Co-immunoprecipitation of 4.1R and Kell. Erythrocytes were lysed (L) and extracts were subjected to immunoprecipitation with specific antibody (IP) or mouse irrelevant antibody (IR, anti-VCAM1 antibody). (A) Immunoprecipitation with anti-Kell monoclonal antibodies. (B) Immunoprecipitation with anti-4.1 polyclonal antibodies. Presence of the Kell protein or 4.1R protein was studied by Western blot (WB) in lysates (L) and IP eluates (IR and IP).

Fig. 4

Association of 4.1R with the cytoplasmic domain of Kell. (A) Coomassie blue staining of GST, GST-wt-Kell and GST-mt-Kell aliquots before the pull down assays (12.5% acrylamide gel). Vertical line indicates grouping of images from two different gels. (B) GST- pull down was performed using purified protein 4.1R or low ionic strength red cell membrane extracts with GST, GST-wt-Kell and GST-mt-Kell. Eluted proteins were revealed with anti-4.1R polyclonal antibodies. SM: starting material; RBC, red blood cell.

Fig. 5

Direct binding of Kell protein to FERM binding domain of 4.1R. The binding of 4.1R functional domains to cytoplasmic tails of Kell, was assessed by pull down assay. (A) Crystal structure of the FERM domain (30 kDa domain) of 4.1R (PDB accession ID: 1gg3). The FERM domain consists of three lobes (A, B and C), which bind to different transmembrane proteins. The binding of His-tagged domains (16 and 30 kDa domains) of 4.1R (B) and MBP-tagged subdomains of FERM domain (C) to the cytoplasmic domains of Kell, was detected by using anti- His and anti-MBP antibodies, respectively. L.A, lobe A; L.B, lobe B; L.C lobe C.

Fig. 6

Comparison of water, bicarbonate and ammonia transport in ghosts from erythrocyte variants. (A) Time courses of fluorescence quenching corresponding to osmotic water permeability of ghost from control (black), 4.1R_null (blue) and AQP1_null erythrocytes (red). Ghosts were resealed in presence of 8 mM 6-carboxyfluorescein and submitted to an osmotic gradient (150 mosm mannitol/kg H₂O) at 15°C in the stopped-flow spectrofluorometer. (B) Time courses of intracellular pH increase in ghosts corresponding to HCO₃⁻/Cl⁻ exchange.

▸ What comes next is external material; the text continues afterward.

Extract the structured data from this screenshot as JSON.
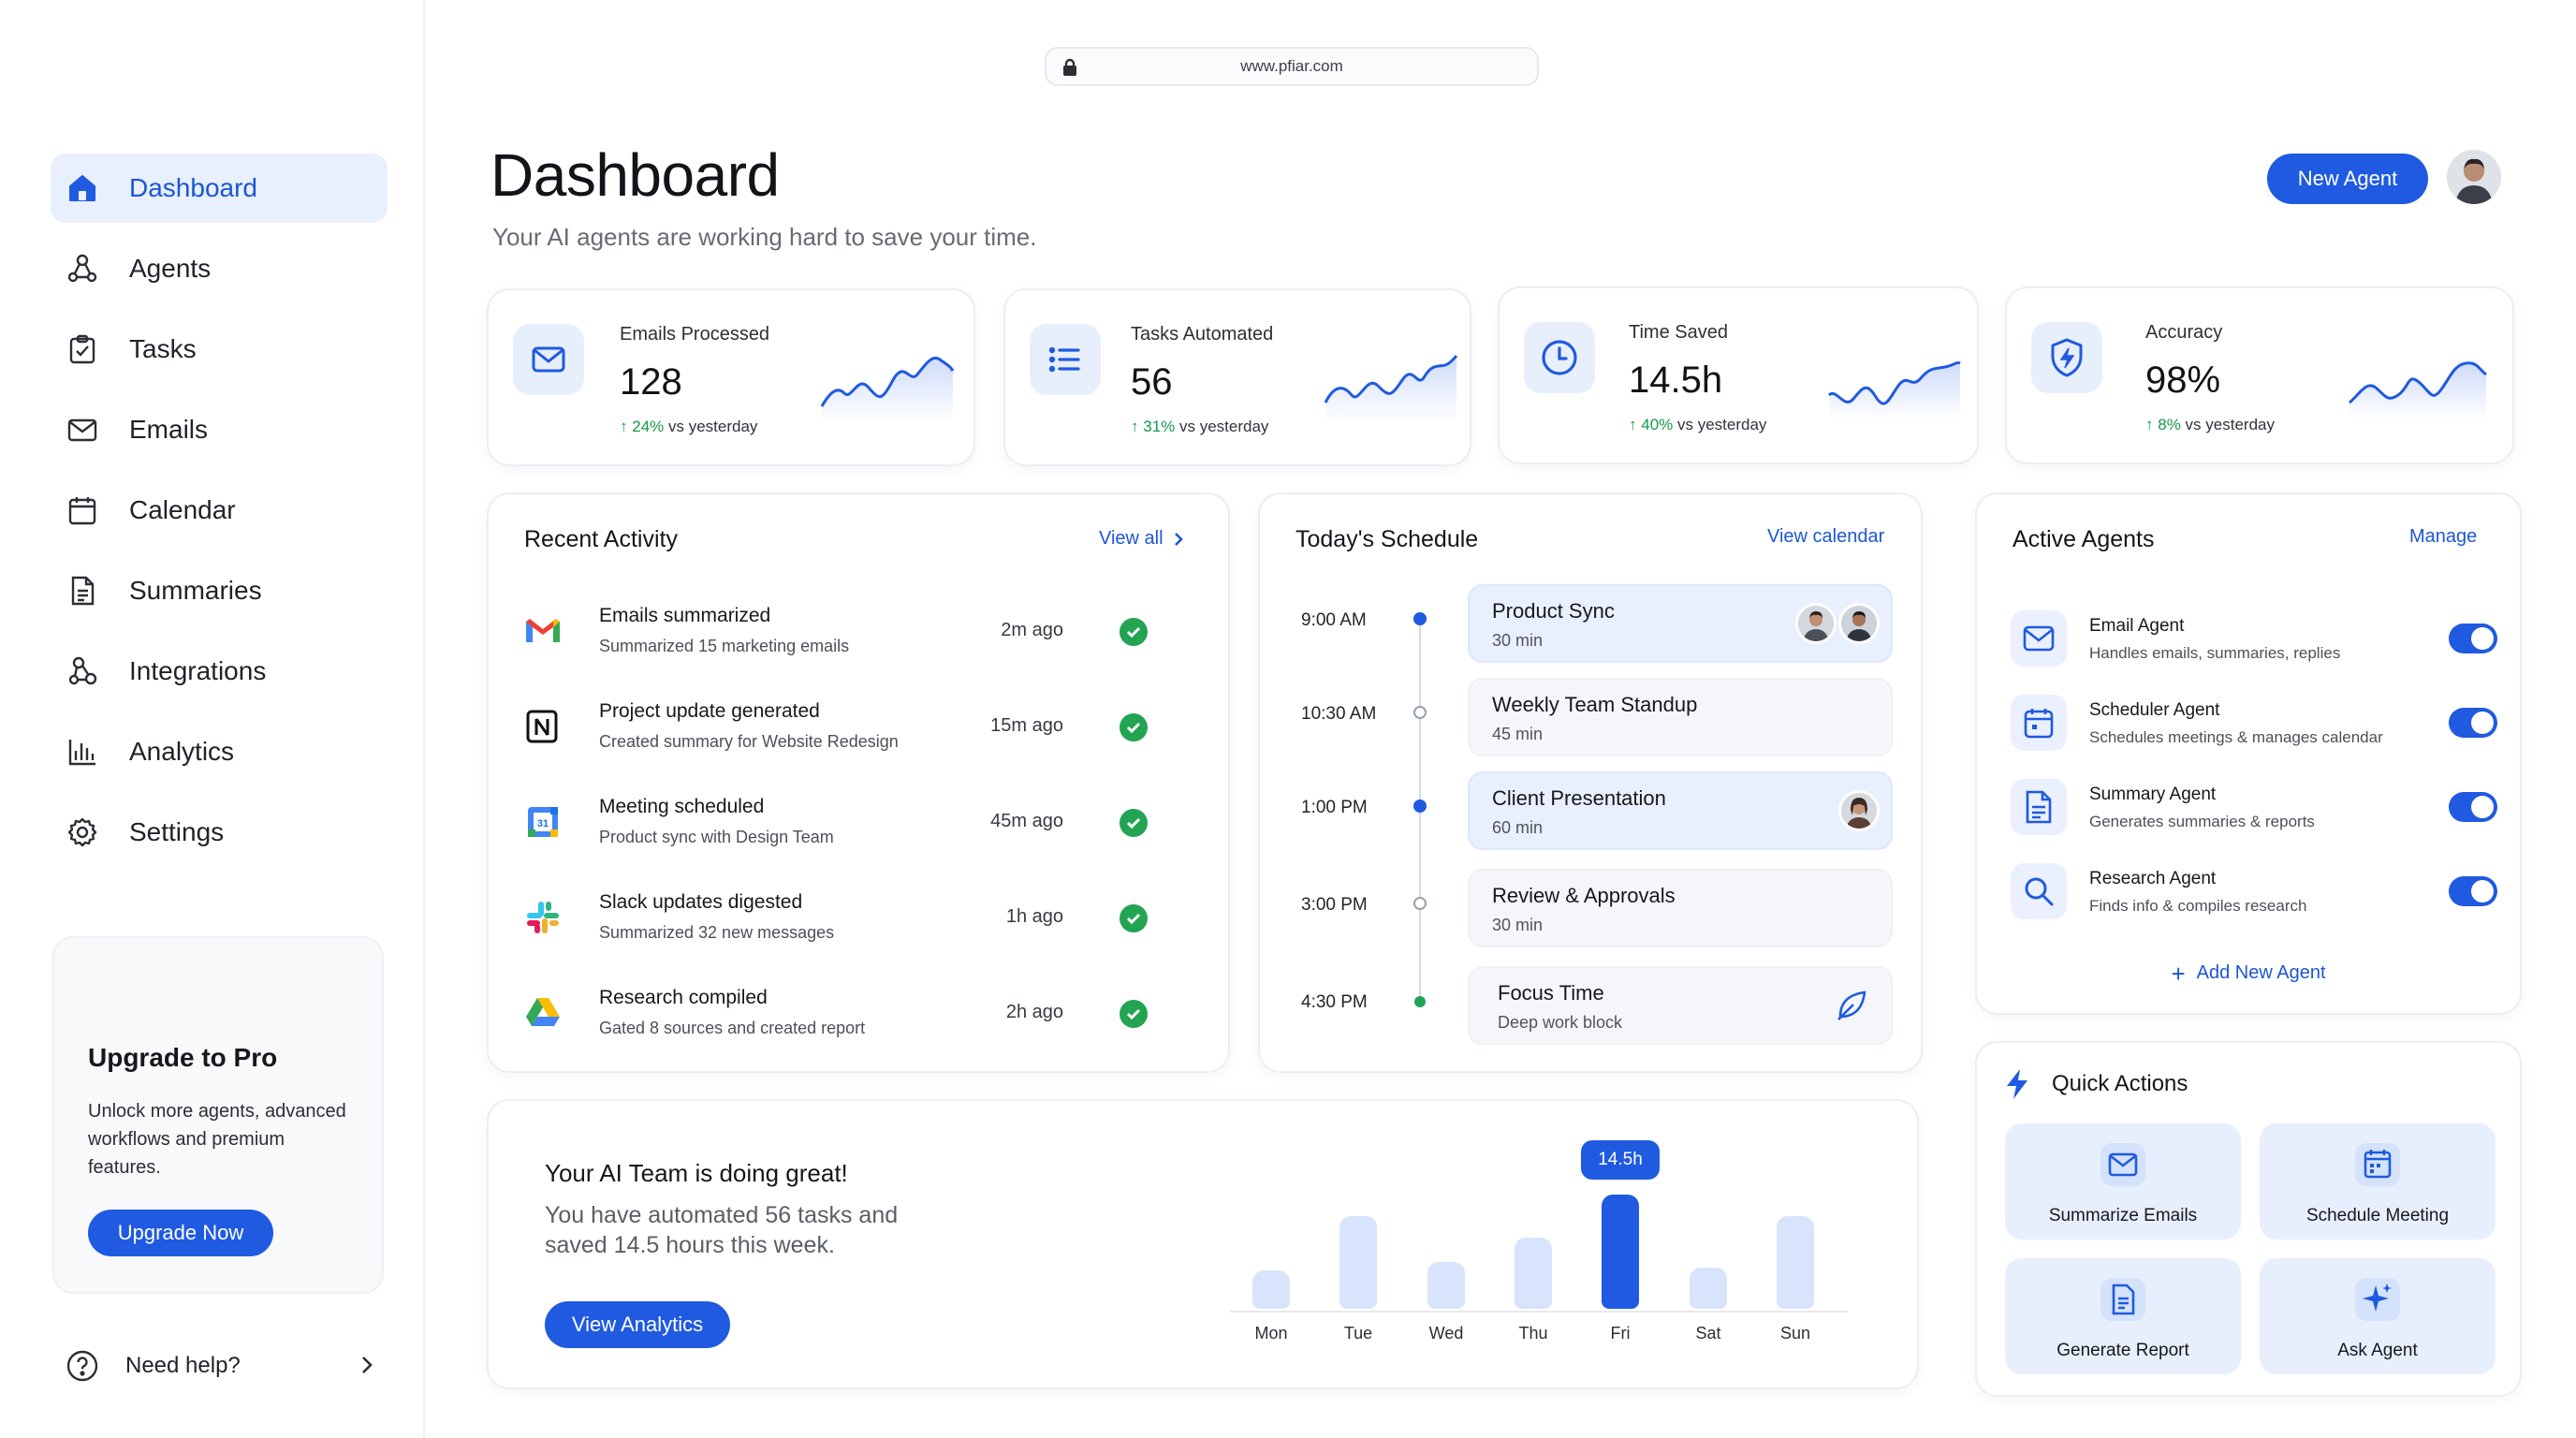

Ghosts derived from control (black) and 4.1R_null (blue) erythrocytes resealed in the presence of pyranine, a fluorescent pH-sensitive probe, and bovine carbonic anhydrase at 2 mg/ml, were rapidly mixed with an equal volume of buffer containing KHCO₃, generating inwardly-directed 50 MEq HCO₃⁻/CO₂ and outwardly-directed 50 MEq Cl⁻ gradients. Ghost from control was incubated with the anion exchanger inhibitor DIDS (30 μM) for 20 min (red curve). (C) Time course of intracellular pH increase corresponding to ammonia transport in ghosts from control (black), 4.1R_null (blue) and RhAG_null erythrocytes (red). Ghost resealed in the presence of pyranine were submitted to 10 mM inwardly-directed gradient of ammonia at 15°C followed by stopped-flow analysis. All experiments were repeated twice. Each kinetic corresponds to three averaged time courses of fluorescence changes.

Fig. 7

Proposed model of the 4.1R- multiprotein complex in human erythrocyte. The novel 4.1R-based complex contains transmembrane proteins GPC/D, XK, Kell, DARC, band 3, NHE1 and UT-B. Kell, DARC, XK and GPC/D bind to lobe B. Transporters such as NHE1, band 3 and UT-B bind to lobe A and p55 to lobe C. Our schematic representation summarizes all possible protein interactions. Note that all these interactions do not necessarily occur at the same time. SABD, specific antibody-binding capacity.